Soorten wolken die je in de verte door het raam ziet. Een mooie afleiding tijdens het werk.

En elke ochtend zie je het weer, en het troost je, heel even. Heel even lijkt de existentie iets waarmee je je zou kunnen verzoenen. Die grauwe weg naar het werk, die nog grauwere tunnel waar je altijd door moet. Maar die takken van de klimop, die heel langzaam, centimeter per centimeter, naar het midden van de tunnelingang groeit. Hoe lang zou het nog duren eer de takken aan de andere kant zijn? Daar waar iemand een foto van Einstein heeft gehangen. Waarom Einstein trouwens?

De mevrouw in de metro kijkt je lang en doordringend aan. Je kijkt even terug. Niemand kijkt weg. Je stapt uit. De dag gaat verder.

De mevrouw aan de ticketbalie. Je wilt twee tickets voor een dansvoorstelling in het weekend. Er zijn nog best wel wat plaatsen vrij. Stiekem hoop je dat ze je zal zeggen: ik zou die twee nemen daar mijnheer, daar zit je goed, zal ik dat doen? Ze zegt niets. Misschien denkt ze wel aan koekjes. Amaretti of zo.

De oogarts onderzoekt je ogen. Net daarvoor, in de wachtkamer, was je al even in paniek. Stel dat je net nu vermoeide ogen zou hebben, en dat zo een vertekend beeld zou ontstaan. Maar het valt mee. Het ene, wat mindere oog blijkt nog een klein beetje minder geworden te zijn. Je vraagt of dat aan de ouderdom ligt. Nee, zegt ze, aan de leeftijd.
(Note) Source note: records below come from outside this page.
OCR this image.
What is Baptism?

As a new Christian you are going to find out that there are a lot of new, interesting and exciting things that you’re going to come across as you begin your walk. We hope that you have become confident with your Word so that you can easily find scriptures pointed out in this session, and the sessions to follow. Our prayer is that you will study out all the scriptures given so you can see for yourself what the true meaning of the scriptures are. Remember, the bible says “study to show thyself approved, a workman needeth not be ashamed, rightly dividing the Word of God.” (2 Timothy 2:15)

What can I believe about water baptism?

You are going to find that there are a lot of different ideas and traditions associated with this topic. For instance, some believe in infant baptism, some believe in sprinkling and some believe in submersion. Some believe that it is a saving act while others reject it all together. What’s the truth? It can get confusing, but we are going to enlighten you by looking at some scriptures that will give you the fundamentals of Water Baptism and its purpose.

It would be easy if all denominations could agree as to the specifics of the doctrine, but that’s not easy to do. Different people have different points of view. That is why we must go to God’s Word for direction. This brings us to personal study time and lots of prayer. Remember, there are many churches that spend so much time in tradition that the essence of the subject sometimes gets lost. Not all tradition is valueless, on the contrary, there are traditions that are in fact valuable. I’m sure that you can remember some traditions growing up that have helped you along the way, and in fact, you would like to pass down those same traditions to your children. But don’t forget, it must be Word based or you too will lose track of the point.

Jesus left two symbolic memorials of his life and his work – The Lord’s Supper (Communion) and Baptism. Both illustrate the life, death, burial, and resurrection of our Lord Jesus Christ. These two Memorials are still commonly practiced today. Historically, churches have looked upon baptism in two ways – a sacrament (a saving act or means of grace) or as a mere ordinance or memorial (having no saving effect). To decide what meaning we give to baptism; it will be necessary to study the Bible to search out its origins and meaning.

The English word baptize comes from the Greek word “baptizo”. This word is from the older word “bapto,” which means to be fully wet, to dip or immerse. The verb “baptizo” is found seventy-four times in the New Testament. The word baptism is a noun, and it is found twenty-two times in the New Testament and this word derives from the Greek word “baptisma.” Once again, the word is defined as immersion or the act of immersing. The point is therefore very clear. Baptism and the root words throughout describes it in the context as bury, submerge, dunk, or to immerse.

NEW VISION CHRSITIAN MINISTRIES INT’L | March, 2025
En dat je nog de helft van je leven voor je hebt. Dat lijkt je als compliment wel een beetje overdreven. Het is dus tijd voor een nieuwe bril. (En dat is wel een spannende gedachte.)

Je probeert je te concentreren tijdens de conferentie. Er loeit iets door je wervels. (Je wist niet eens dat je er zoveel had…) Aan de overkant van de zaal zie je wel vier mensen die proberen wakker te blijven. Onopvallend knikkebollen, voor gevorderden. Terwijl praat de Finse spreker rustig verder. En je denkt: zou ik haar nu een berichtje sturen? Met de boodschap: ik wou je nu graag een berichtje sturen. Maar stel dat ze dan zou vragen: waarover? En je zou niet verder komen dan: het berichtje is de boodschap. (Moet iets zijn als: the medium is the message. Maar wat zou de bakker daarvan vinden?)